Great, that makes a lot of sense. If I could ask about sort of M&A plans. Looking at your Investor Day, you outlined a few areas in the ortho market that you're not yet playing in. With the Mathys acquisition, you've gotten into sports medicine. Could you talk about whether future M&A will focus more on building out that portfolio versus building internationally? And specifically, referencing the 2019 Investor Day, you discussed points on portfolio breadth and same surgeon sales—how has that progressed? How will your future targets for M&A continue to take those factors into account?
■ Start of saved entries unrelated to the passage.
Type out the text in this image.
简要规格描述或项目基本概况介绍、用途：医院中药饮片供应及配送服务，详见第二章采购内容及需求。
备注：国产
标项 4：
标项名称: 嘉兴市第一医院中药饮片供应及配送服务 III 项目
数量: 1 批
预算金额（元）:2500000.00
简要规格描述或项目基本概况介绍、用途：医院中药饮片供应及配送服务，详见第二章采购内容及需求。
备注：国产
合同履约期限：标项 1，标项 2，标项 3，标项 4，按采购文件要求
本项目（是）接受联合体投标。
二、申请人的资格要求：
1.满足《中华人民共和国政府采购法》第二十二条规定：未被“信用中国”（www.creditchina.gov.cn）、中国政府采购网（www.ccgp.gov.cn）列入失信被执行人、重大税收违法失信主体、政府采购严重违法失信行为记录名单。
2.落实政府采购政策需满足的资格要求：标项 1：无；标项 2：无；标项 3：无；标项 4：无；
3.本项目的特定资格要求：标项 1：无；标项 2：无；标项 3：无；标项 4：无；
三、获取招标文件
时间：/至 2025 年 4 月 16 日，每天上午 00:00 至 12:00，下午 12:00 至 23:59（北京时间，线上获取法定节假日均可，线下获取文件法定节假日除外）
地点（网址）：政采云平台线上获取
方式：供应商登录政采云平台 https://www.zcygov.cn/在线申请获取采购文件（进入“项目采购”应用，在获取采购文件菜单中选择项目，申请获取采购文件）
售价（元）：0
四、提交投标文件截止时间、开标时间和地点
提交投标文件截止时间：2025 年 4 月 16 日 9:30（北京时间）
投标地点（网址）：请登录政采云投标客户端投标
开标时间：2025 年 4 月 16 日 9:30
Yes. Brady might elaborate on same surgeon sales, but my view on where we see M&A and MedTech is consistent with prior comments. There are ample opportunities in our existing ortho markets along with great bolt-on technology options for our current businesses. We also see possibilities in adjacent spaces, and we have a strong grasp of our competition in surgical and P&R. We'll be strategic about where we move next and look for opportunities that improve our growth margins like we did with the foot and ankle add. We also see logical adjacencies beyond ortho to explore.

Yes, certainly with foot and ankle, our acquisitions are creating opportunities for new products and same surgeons across various practices. For example, Trilliant focuses primarily on forefoot applications, while MedShape targets hindfoot sales. When combined, these businesses create broader market access for our shoulder and total joint products. We similarly aim to build on existing surgeon relationships to empower these cross-selling efforts that will enhance share performance across our mandates.

Operator

That is all the time we have today for questions. Mike, please go ahead.

Speaker 0

Thanks, everyone, for joining our call today, and we'll talk with you soon. Thank you.

Operator

That does conclude our conference for today. Thank you for participating. You may all disconnect.